- Coat of arms
- Location of Steinheuterode
- Steinheuterode Steinheuterode
- Coordinates: 51°22′51″N 10°4′6″E﻿ / ﻿51.38083°N 10.06833°E
- Country: Germany
- State: Thuringia
- District: Eichsfeld
- Municipality: Uder

Area
- • Total: 2.53 km^{2} (0.98 sq mi)
- Elevation: 275 m (902 ft)

Population (2022-12-31)
- • Total: 293
- • Density: 116/km^{2} (300/sq mi)
- Time zone: UTC+01:00 (CET)
- • Summer (DST): UTC+02:00 (CEST)
- Postal codes: 37318
- Dialling codes: 036083

= Steinheuterode =

Steinheuterode (/de/) is a village and a former municipality in the district of Eichsfeld in Thuringia, in the center of Germany. On 1 January 2024 it became part of the municipality Uder.

==Location==
It is located at an altitude of 316 m at the foot of the Steinberg hill, and is surrounded by forest. The houses are arranged around the St.
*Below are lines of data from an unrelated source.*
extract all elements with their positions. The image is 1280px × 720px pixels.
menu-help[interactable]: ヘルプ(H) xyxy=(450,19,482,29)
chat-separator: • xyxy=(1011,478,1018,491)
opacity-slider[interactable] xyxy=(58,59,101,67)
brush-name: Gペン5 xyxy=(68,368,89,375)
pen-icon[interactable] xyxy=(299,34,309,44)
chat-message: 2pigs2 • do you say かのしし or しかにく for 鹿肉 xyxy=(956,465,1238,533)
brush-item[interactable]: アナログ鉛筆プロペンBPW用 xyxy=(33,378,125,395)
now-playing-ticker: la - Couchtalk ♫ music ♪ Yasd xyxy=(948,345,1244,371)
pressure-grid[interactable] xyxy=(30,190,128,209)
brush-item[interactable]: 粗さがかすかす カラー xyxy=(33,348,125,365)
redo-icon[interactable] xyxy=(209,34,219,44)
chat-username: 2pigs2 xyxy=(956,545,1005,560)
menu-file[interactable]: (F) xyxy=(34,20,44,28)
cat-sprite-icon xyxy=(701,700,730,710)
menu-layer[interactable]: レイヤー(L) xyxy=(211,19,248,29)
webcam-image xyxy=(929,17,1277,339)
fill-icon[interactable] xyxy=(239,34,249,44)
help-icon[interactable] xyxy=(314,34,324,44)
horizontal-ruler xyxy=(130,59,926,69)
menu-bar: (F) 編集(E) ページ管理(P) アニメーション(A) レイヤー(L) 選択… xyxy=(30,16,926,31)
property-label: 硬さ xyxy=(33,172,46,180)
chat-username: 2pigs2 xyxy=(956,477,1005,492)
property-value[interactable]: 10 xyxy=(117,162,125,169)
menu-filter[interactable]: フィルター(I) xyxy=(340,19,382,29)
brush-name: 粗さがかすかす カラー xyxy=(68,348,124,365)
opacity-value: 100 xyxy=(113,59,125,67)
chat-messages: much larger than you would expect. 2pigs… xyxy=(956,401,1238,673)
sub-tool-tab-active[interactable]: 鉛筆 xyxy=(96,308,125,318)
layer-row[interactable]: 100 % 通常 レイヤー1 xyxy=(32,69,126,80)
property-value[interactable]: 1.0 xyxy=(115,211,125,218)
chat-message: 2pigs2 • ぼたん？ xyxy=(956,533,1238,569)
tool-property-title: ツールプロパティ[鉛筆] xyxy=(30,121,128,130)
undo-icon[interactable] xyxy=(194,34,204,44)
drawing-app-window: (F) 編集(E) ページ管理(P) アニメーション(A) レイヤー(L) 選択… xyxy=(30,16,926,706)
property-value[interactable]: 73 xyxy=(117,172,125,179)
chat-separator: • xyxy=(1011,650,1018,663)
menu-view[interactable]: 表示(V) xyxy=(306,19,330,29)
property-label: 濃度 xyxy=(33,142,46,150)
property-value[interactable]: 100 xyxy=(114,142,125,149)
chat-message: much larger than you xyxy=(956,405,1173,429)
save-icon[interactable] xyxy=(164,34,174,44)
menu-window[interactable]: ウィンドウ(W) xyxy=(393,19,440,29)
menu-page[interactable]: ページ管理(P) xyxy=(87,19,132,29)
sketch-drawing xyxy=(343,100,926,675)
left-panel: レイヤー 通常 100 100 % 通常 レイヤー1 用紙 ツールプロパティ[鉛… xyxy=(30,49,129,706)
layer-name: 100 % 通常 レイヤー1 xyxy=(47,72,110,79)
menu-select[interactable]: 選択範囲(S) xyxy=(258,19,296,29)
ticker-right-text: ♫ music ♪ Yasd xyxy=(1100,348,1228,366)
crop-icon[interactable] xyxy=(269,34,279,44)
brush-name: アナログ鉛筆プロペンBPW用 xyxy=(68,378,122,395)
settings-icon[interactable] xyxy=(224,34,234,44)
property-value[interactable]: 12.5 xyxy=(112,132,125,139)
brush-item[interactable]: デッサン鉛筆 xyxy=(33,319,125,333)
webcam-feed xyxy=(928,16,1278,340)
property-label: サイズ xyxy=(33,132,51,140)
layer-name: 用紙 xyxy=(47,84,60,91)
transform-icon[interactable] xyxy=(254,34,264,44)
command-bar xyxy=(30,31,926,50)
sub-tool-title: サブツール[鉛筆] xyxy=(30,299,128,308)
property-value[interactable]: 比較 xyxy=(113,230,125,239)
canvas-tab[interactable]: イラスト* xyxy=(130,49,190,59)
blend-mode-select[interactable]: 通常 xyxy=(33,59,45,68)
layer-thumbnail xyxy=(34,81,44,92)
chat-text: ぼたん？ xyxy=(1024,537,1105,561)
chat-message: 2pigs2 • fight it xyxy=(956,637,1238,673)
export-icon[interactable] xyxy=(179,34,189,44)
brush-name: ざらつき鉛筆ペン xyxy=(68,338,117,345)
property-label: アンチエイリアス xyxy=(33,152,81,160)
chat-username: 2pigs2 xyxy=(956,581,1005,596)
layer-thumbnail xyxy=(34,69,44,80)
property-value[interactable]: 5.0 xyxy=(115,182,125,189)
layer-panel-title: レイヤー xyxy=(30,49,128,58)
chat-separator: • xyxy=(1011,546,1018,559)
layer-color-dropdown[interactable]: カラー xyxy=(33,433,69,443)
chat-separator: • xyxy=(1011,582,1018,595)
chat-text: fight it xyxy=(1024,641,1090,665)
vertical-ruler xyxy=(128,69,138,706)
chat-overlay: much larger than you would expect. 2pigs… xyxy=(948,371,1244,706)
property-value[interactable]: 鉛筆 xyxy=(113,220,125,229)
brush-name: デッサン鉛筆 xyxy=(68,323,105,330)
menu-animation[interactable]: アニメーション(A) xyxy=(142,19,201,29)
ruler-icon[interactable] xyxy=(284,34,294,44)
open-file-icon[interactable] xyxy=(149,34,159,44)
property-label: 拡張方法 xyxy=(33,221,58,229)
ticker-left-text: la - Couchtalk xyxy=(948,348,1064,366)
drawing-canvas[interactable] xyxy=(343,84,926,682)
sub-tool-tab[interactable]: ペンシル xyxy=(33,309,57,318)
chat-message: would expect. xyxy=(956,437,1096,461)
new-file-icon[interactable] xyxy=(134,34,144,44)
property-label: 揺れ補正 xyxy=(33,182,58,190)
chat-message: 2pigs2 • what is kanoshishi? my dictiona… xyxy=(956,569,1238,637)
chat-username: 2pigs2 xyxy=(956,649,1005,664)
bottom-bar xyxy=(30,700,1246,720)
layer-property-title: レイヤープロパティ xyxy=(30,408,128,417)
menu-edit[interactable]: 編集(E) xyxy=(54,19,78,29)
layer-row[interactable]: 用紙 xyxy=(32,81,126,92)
Alban church and a community center.

==Coat of arms==
In the center of Steinheuterode's coat of arms is a billygoat, which refers to the nickname of the inhabitants: Steintreeder Zeggenböcke. There is a golden oak leaf on the left, representing the location of the municipality in Eichsfeld. The stump in the foreground is symbolic of the establishment of the village as a clearance village. The mountain at the bottom represents the location of Steinheuterode, at the foot of the Steinberg.

==History==
The first time the village was documented was in 1228, when it was called Hauwerterode. To distinguish it from the Eichsfeldian village Wüstheuterode, the prefix Stein was added. A manor was built in 1575 and in 1732 the fountain Regine was constructed in the courtyard of the manor, which today serves as a community center.